By Alexander Bolton - 08/19/11 04:33 PM EDT
Senate Democrats, who are desperate to stimulate the economy but don’t have the money to pass traditional stimulus legislation, will turn to cutting business taxes when they return to Washington this fall.
In doing so, they will try to drive a wedge between business interests and the GOP leadership, who has tried to block almost every element of the Democratic agenda, by pushing a round of corporate tax breaks, say Senate Democratic aides.
The strategy has appeal on two grounds.
But the plan is not without pitfalls. Democratic leaders could find centrists and liberals within their caucus divided over how to structure the tax cuts and whether they must be paired with infrastructure spending programs, as some liberals might demand.
Democrats have found themselves at odds with the business lobby for much of their reign in the majority, fighting over healthcare, cap-and-trade and other regulations. And they were disappointed businesses did little to help them in their standoff with House Republicans over raising the debt limit, even though business leaders saw the mere threat of a default as dangerous.
Their new plan could net them the support of groups like the U.S. Chamber of Commerce, which traditionally supports Republicans — both politically and financially.
Their first tax proposal is to make the corporate research and development tax credit permanent. The second is to pass an Advanced Energy Manufacturing Tax Credit. This would create a 30 percent tax credit for companies that manufacture new clean-energy technologies, which Democratic aides say would help create thousands of new jobs around the country.
A third idea is to extend the payroll tax cut Congress enacted in December and expand it to employers, reducing the cost of labor. And a fourth option is to give employers tax breaks for hiring new employees, an idea Democratic members of the Senate Finance Committee panned in 2009 but now seems more attractive.
“We’ll be looking at things in the tax-cut variety. All will be proposals that have a history of bipartisan support or animate the business community in a way that Republicans will go along,” said a Senate Democratic leadership aide.
The aide said other proposals might include tax incentives for people who make their homes more energy efficient. Some of these ideas will be included in a jobs agenda Senate Democrats plan to unveil upon their return in September. Legislation to make permanent the research and development (R&D) tax credit is expected from Senate Finance Committee Chairman Max Baucus (D-Mont.).
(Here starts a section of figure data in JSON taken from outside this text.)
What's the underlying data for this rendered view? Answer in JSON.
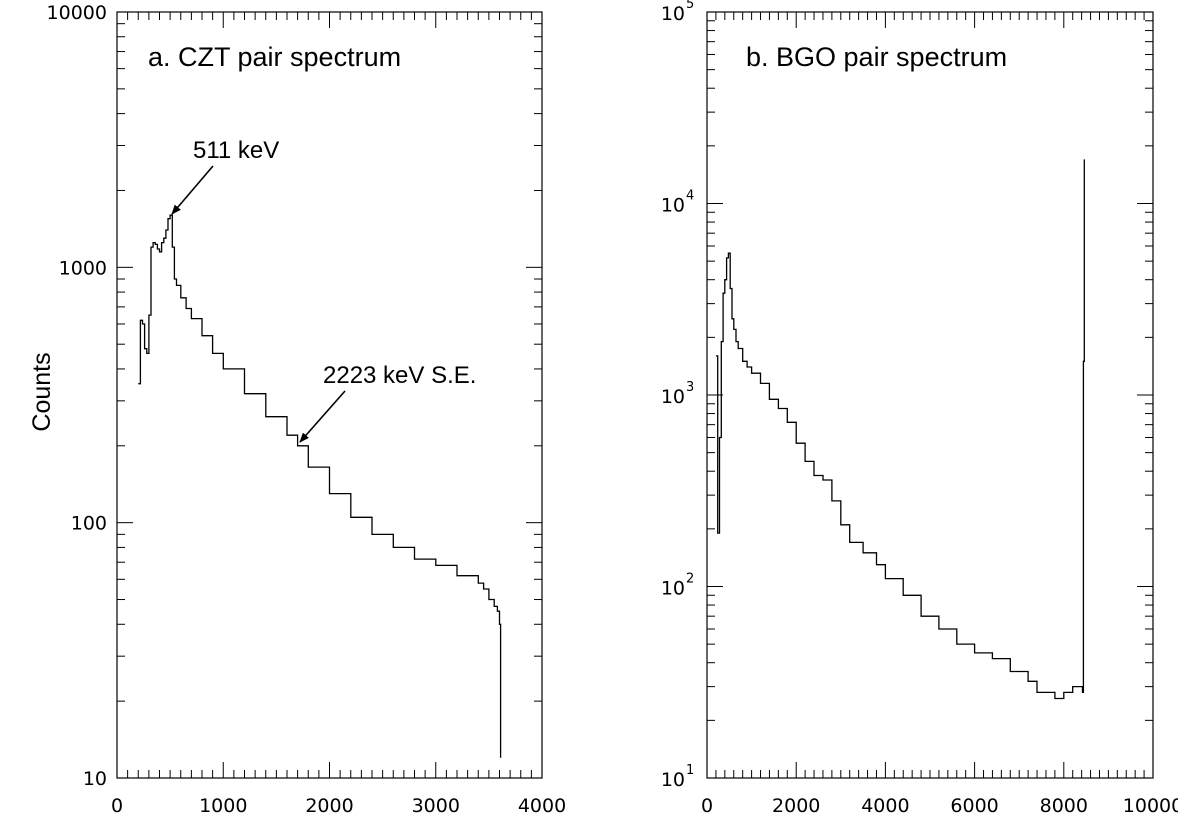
{
  "chart_data": [
    {
      "type": "line",
      "title": "a. CZT pair spectrum",
      "ylabel": "Counts",
      "xlabel": "",
      "xlim": [
        0,
        4000
      ],
      "ylim": [
        10,
        10000
      ],
      "yscale": "log",
      "x_ticks": [
        0,
        1000,
        2000,
        3000,
        4000
      ],
      "y_ticks": [
        10,
        100,
        1000,
        10000
      ],
      "y_tick_style": "plain",
      "series": [
        {
          "x": [
            200,
            220,
            240,
            260,
            280,
            300,
            320,
            340,
            360,
            380,
            400,
            420,
            440,
            460,
            480,
            500,
            520,
            540,
            560,
            600,
            650,
            700,
            800,
            900,
            1000,
            1200,
            1400,
            1600,
            1700,
            1800,
            2000,
            2200,
            2400,
            2600,
            2800,
            3000,
            3200,
            3300,
            3400,
            3450,
            3500,
            3550,
            3580,
            3600,
            3610
          ],
          "values": [
            350,
            620,
            600,
            480,
            460,
            650,
            1200,
            1250,
            1230,
            1180,
            1150,
            1250,
            1300,
            1400,
            1550,
            1600,
            1200,
            900,
            850,
            760,
            690,
            630,
            540,
            460,
            400,
            320,
            260,
            220,
            200,
            165,
            130,
            105,
            90,
            80,
            72,
            68,
            62,
            62,
            58,
            55,
            50,
            47,
            45,
            40,
            12
          ]
        }
      ],
      "annotations": [
        {
          "text": "511 keV",
          "x": 511,
          "y": 1600
        },
        {
          "text": "2223 keV S.E.",
          "x": 1712,
          "y": 210
        }
      ]
    },
    {
      "type": "line",
      "title": "b. BGO pair spectrum",
      "xlabel": "",
      "ylabel": "",
      "xlim": [
        0,
        10000
      ],
      "ylim": [
        10,
        100000
      ],
      "yscale": "log",
      "x_ticks": [
        0,
        2000,
        4000,
        6000,
        8000,
        10000
      ],
      "y_ticks": [
        10,
        100,
        1000,
        10000,
        100000
      ],
      "y_tick_style": "exponent",
      "series": [
        {
          "x": [
            200,
            240,
            280,
            320,
            360,
            400,
            440,
            480,
            520,
            560,
            600,
            650,
            700,
            800,
            900,
            1000,
            1200,
            1400,
            1600,
            1800,
            2000,
            2200,
            2400,
            2600,
            2800,
            3000,
            3200,
            3500,
            3800,
            4000,
            4400,
            4800,
            5200,
            5600,
            6000,
            6400,
            6800,
            7200,
            7400,
            7600,
            7800,
            8000,
            8200,
            8400,
            8420,
            8440,
            8460
          ],
          "values": [
            1600,
            190,
            600,
            1900,
            3400,
            4000,
            5200,
            5500,
            3600,
            2500,
            2200,
            1900,
            1750,
            1500,
            1400,
            1300,
            1150,
            950,
            850,
            720,
            560,
            450,
            380,
            360,
            280,
            210,
            170,
            150,
            130,
            110,
            90,
            70,
            60,
            50,
            45,
            42,
            36,
            32,
            28,
            28,
            26,
            28,
            30,
            30,
            28,
            1500,
            17000
          ]
        }
      ],
      "annotations": []
    }
  ]
}
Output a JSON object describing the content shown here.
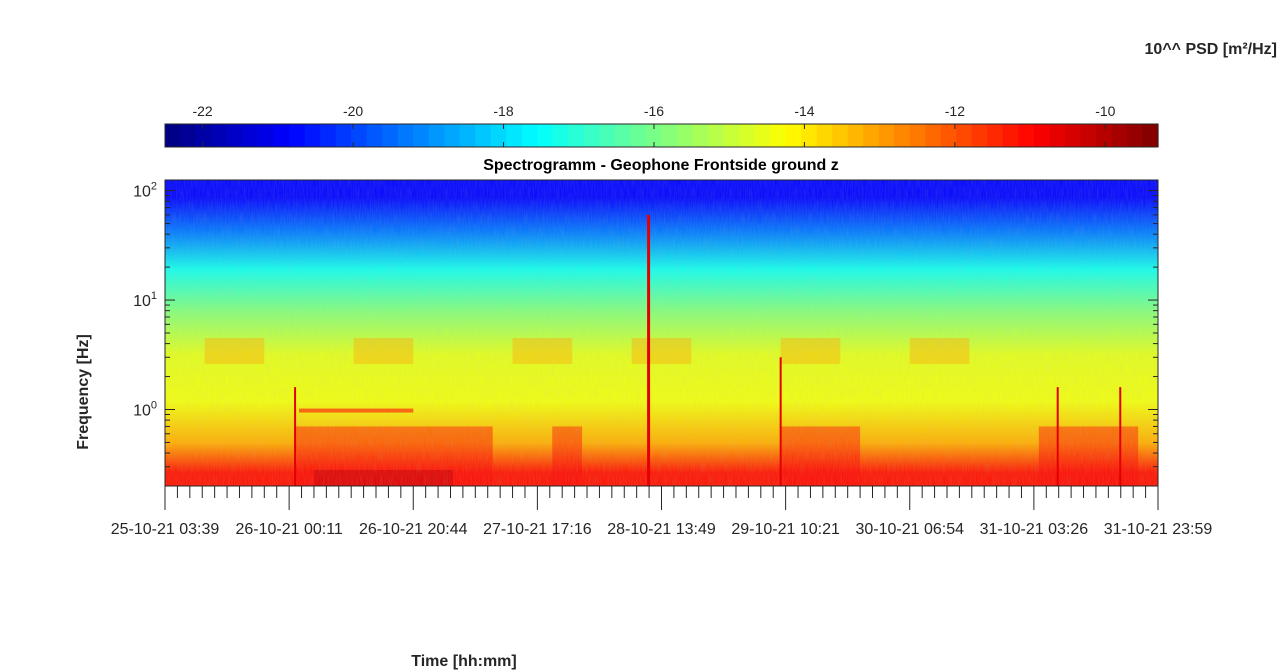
{
  "chart_data": {
    "type": "heatmap",
    "title": "Spectrogramm - Geophone Frontside ground z",
    "xlabel": "Time [hh:mm]",
    "ylabel": "Frequency [Hz]",
    "colorbar_label": "10^^ PSD [m²/Hz]",
    "colormap": "jet",
    "colorbar_range": [
      -22.5,
      -9.3
    ],
    "colorbar_ticks": [
      "-22",
      "-20",
      "-18",
      "-16",
      "-14",
      "-12",
      "-10"
    ],
    "x_tick_labels": [
      "25-10-21 03:39",
      "26-10-21 00:11",
      "26-10-21 20:44",
      "27-10-21 17:16",
      "28-10-21 13:49",
      "29-10-21 10:21",
      "30-10-21 06:54",
      "31-10-21 03:26",
      "31-10-21 23:59"
    ],
    "y_scale": "log",
    "y_range_hz": [
      0.2,
      125
    ],
    "y_ticks": [
      {
        "base": "10",
        "exp": "0",
        "value": 1
      },
      {
        "base": "10",
        "exp": "1",
        "value": 10
      },
      {
        "base": "10",
        "exp": "2",
        "value": 100
      }
    ],
    "grid": false,
    "frequency_bands": [
      {
        "hz_min": 0.2,
        "hz_max": 0.35,
        "psd_log10": -11.2
      },
      {
        "hz_min": 0.35,
        "hz_max": 0.7,
        "psd_log10": -13.2
      },
      {
        "hz_min": 0.7,
        "hz_max": 2,
        "psd_log10": -14.4
      },
      {
        "hz_min": 2,
        "hz_max": 5,
        "psd_log10": -14.6
      },
      {
        "hz_min": 5,
        "hz_max": 12,
        "psd_log10": -15.8
      },
      {
        "hz_min": 12,
        "hz_max": 30,
        "psd_log10": -17.3
      },
      {
        "hz_min": 30,
        "hz_max": 60,
        "psd_log10": -19.3
      },
      {
        "hz_min": 60,
        "hz_max": 125,
        "psd_log10": -20.8
      }
    ],
    "spikes_time_fraction": [
      0.131,
      0.487,
      0.62,
      0.899,
      0.962
    ]
  }
}
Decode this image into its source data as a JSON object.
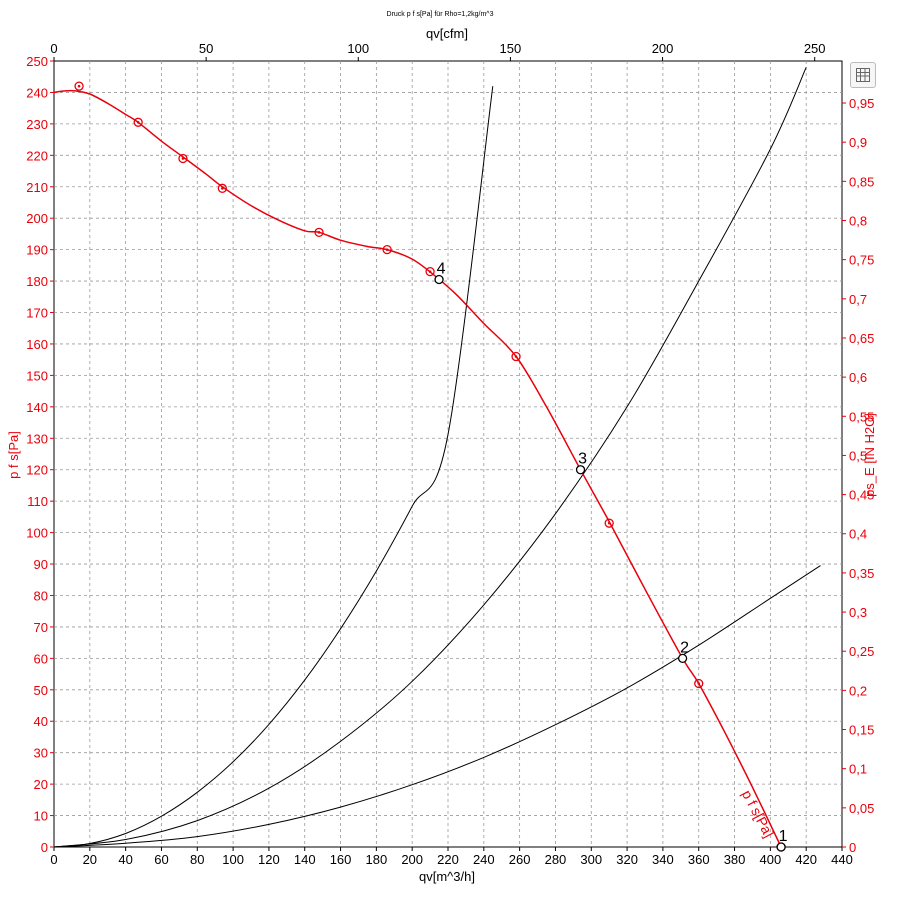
{
  "chart_data": {
    "type": "line",
    "title": "Druck p f s[Pa] für Rho=1,2kg/m^3",
    "xlabel": "qv[m^3/h]",
    "x2label": "qv[cfm]",
    "ylabel": "p f s[Pa]",
    "y2label": "ps_E [IN H2O]",
    "xlim": [
      0,
      440
    ],
    "ylim": [
      0,
      250
    ],
    "x_ticks": [
      "0",
      "20",
      "40",
      "60",
      "80",
      "100",
      "120",
      "140",
      "160",
      "180",
      "200",
      "220",
      "240",
      "260",
      "280",
      "300",
      "320",
      "340",
      "360",
      "380",
      "400",
      "420",
      "440"
    ],
    "y_ticks": [
      "0",
      "10",
      "20",
      "30",
      "40",
      "50",
      "60",
      "70",
      "80",
      "90",
      "100",
      "110",
      "120",
      "130",
      "140",
      "150",
      "160",
      "170",
      "180",
      "190",
      "200",
      "210",
      "220",
      "230",
      "240",
      "250"
    ],
    "x2_ticks": [
      "0",
      "50",
      "100",
      "150",
      "200",
      "250"
    ],
    "y2_ticks": [
      "0",
      "0,05",
      "0,1",
      "0,15",
      "0,2",
      "0,25",
      "0,3",
      "0,35",
      "0,4",
      "0,45",
      "0,5",
      "0,55",
      "0,6",
      "0,65",
      "0,7",
      "0,75",
      "0,8",
      "0,85",
      "0,9",
      "0,95"
    ],
    "grid": true,
    "series": [
      {
        "name": "p f s[Pa]",
        "color": "#e8000b",
        "x": [
          0,
          6,
          12,
          20,
          30,
          40,
          47,
          60,
          72,
          85,
          94,
          110,
          125,
          140,
          148,
          160,
          175,
          186,
          200,
          212,
          225,
          240,
          258,
          275,
          294,
          310,
          330,
          351,
          360,
          375,
          390,
          406
        ],
        "values": [
          240,
          240.5,
          240.5,
          239.5,
          236.5,
          233,
          230.5,
          224.5,
          219.5,
          214,
          210,
          204,
          199.5,
          196,
          195.5,
          193,
          191,
          190,
          187,
          182,
          175.5,
          166.5,
          156,
          140,
          120,
          103.5,
          82,
          60,
          52,
          36,
          19,
          0
        ],
        "markers_x": [
          14,
          47,
          72,
          94,
          148,
          186,
          210,
          258,
          310,
          360,
          406
        ],
        "markers_y": [
          242,
          230.5,
          219,
          209.5,
          195.5,
          190,
          183,
          156,
          103,
          52,
          0
        ]
      },
      {
        "name": "",
        "color": "#000000",
        "x": [
          0,
          20,
          40,
          60,
          80,
          100,
          120,
          140,
          160,
          180,
          200,
          220,
          245
        ],
        "values": [
          0,
          1.1,
          4.3,
          9.8,
          17.4,
          27.1,
          39,
          53.1,
          69.4,
          87.8,
          108.4,
          131.2,
          242
        ]
      },
      {
        "name": "",
        "color": "#000000",
        "x": [
          0,
          40,
          80,
          120,
          160,
          200,
          240,
          280,
          320,
          360,
          400,
          420
        ],
        "values": [
          0,
          2.4,
          8.4,
          18.7,
          33.6,
          52.7,
          77,
          106,
          140,
          180,
          222,
          248
        ]
      },
      {
        "name": "",
        "color": "#000000",
        "x": [
          0,
          40,
          80,
          120,
          160,
          200,
          240,
          280,
          320,
          360,
          400,
          428
        ],
        "values": [
          0,
          1.2,
          3.3,
          7.2,
          12.7,
          19.8,
          28.5,
          38.9,
          50.6,
          64.2,
          79.1,
          89.5
        ]
      }
    ],
    "operating_points": [
      {
        "label": "1",
        "x": 406,
        "y": 0
      },
      {
        "label": "2",
        "x": 351,
        "y": 60
      },
      {
        "label": "3",
        "x": 294,
        "y": 120
      },
      {
        "label": "4",
        "x": 215,
        "y": 180.5
      }
    ],
    "annotations": [
      {
        "text": "p f s[Pa]",
        "x": 404,
        "y": 5,
        "color": "#e8000b"
      }
    ]
  },
  "ui": {
    "export_icon": "export-grid-icon"
  }
}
“Chairman Baucus is always working to find ways to boost the economy and help businesses create jobs, and he supports a permanent extension of the R&D credit as a part of that effort,” said a committee aide. “He has, on a bipartisan basis, sought expansions and improvements to the credit to spur growth at home and boost American competitiveness abroad, and he remains committed to that end.”
Senate Democratic leadership aides predict that Republicans would have difficulty opposing a jobs agenda that cuts corporate taxes.
A spokeswoman for Sen. Orrin Hatch (Utah), the senior Republican on the finance panel, said her boss would support making the research and development tax credit permanent.
“Senator Hatch has long championed the R&D tax credit — a credit that is so effective at encouraging investment and growth that the deficit commission endorsed it by keeping it in place last December,” said Julia Lawless, a Republican spokeswoman on the Finance Committee. “He's working on legislation extending this critical job-creating tax incentive and is discussing how to move forward with it with his colleagues.”
But the Democratic plan to advance legislation making the research and development tax credit permanent could become ensnared in internal caucus politics. The R&D tax break now stands at 14 percent, and businesses want to increase it to 20 percent, according to Monica McGuire, senior policy director at the National Association of Manufacturers (NAM).
But some Democrats want any increase in the tax credit to be contingent on a company basing a high proportion of its manufacturing within the United States.
“We have a proposal that would increase the R&D tax credit for companies that would do most of their manufacturing here,” said Ryan McConaghy, director of the economic program at Third Way, a centrist Democratic think tank.
NAM rejects this idea.
“Those proposals penalize U.S. multinational companies,” said McGuire, who also serves as executive secretary of the R&D Credit Coalition. “Only 6 percent of world’s population lives in the U.S. I think it’s pretty well understood that for U.S. companies to grow they need to expand their markets. There are a lot of reasons a U.S. company is going to manufacture abroad.”
Sens. Debbie Stabenow (D-Mich.), Sherrod Brown (D-Ohio) and Jeff Bingaman (D-N.M.) are pushing the Advanced Energy Manufacturing Tax Credit. The credit was first enacted as part of the economic stimulus legislation Congress passed in 2009, which set aside $2.3 billion for companies that build new clean energy technologies. That amount was quickly exhausted as companies applied for $7 billion worth of tax breaks under the law.
A Senate Democratic aide said NAM supports the proposal and Democratic leaders had discussed including it in the September jobs agenda.